Bullitt

bullittrating-3.5Bulliitt is a classic that everyone talks about, but not everyone has seen. Though Steve McQueen is a well-known name, fewer and fewer young people have seen his films, having only been a presence in the film industry for less than two decades before his death of lung cancer. Better known as a cowboy actor and a TV star, McQueen branched out into film and found fame in movies like The Great Escape, The Sand Pebbles, Papillion, and this movie.

One of the first real action movies, Bullitt sets up a template that was copied, watched, and revered by other moviemakers, the car chases attempted by films like Friedkin's The French Connection and To Live And Die In L.A. being pale imitations of the wild and riveting shots and structure of Bullitt's pivotal chase.

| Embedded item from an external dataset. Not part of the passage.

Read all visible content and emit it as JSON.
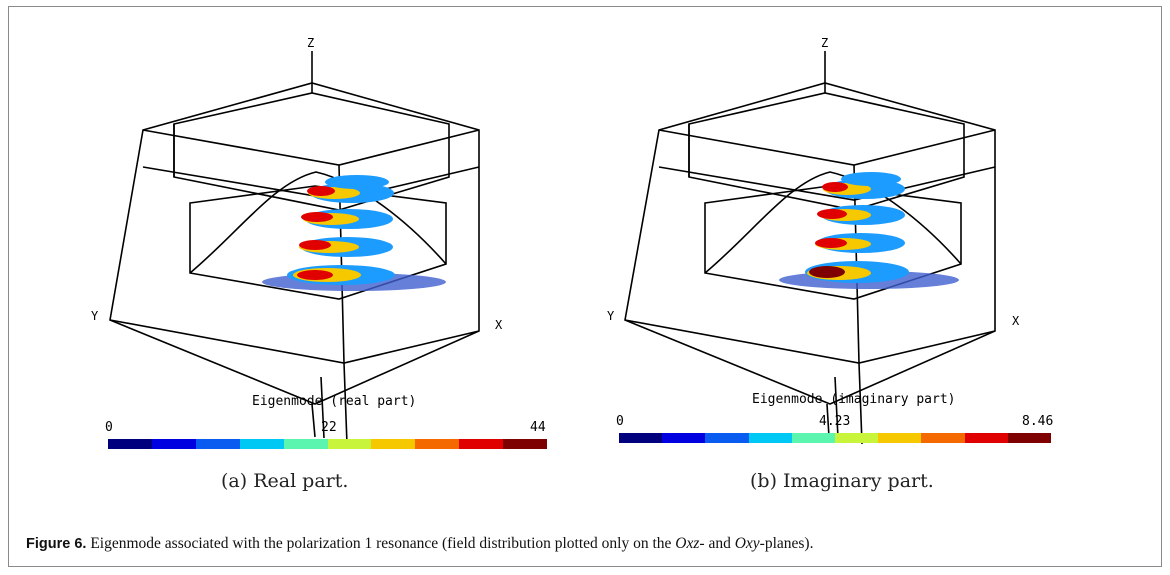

As Robert Vaughn pointed out, the plot doesn't make a whole lot of sense, but that's not really why people watch the movie. The tale of dead witnesses, hitmen, doubles, and chases is more of a framework for McQueen's love of driving, stunts, and the action of reality, never portrayed in movie form. McQueen produced this movie as an act of love for the stylizations it features, major shifts in movie-making that are common today but before unseen, making it absolutely revolutionary for its time.

McQueen is, as ever, understated and hands off as many lines as possible to the other actors, doing all his work with facial expressions and tight glares of his bright but weathered eyes. Claiming himself to be more of a "reactor" than "actor," McQueen plays the charismatic and driven everyman cop with nothing more than a series of gestures and movements of the eyes, delivering as much meaning as many actors manage with long diatribes of scenery-chewing bullshit.

A deeply-flawed and somewhat likable individual, McQueen brings through his real love and passion in the simple and almost resigned, unemotional portrayal of a police officer doing his job.

Though this movie would go on to inspire countless other flashy 80's action films, its action and pacing are something else entirely, feeling almost slow and methodical now as it plods toward its less-than-thrilling conclusion. But one would be hard-pressed to find something shot in similarly brilliant fashion before or a decade after, except perhaps The Manchurian Candidate, whose director, John Frankenheimer, seemed to draw inspiration from Bullitt for the high-paced driving action of one of his final films, Ronin.

If the movie is remembered for nothing more than its action shots and car chases, it wouldn't be an insult to the movie's quality, as Vaughn is right in saying that its movements are nothing stellar, but it's an intriguing film and shows some of the character that drove McQueen to his now-flagging stardom.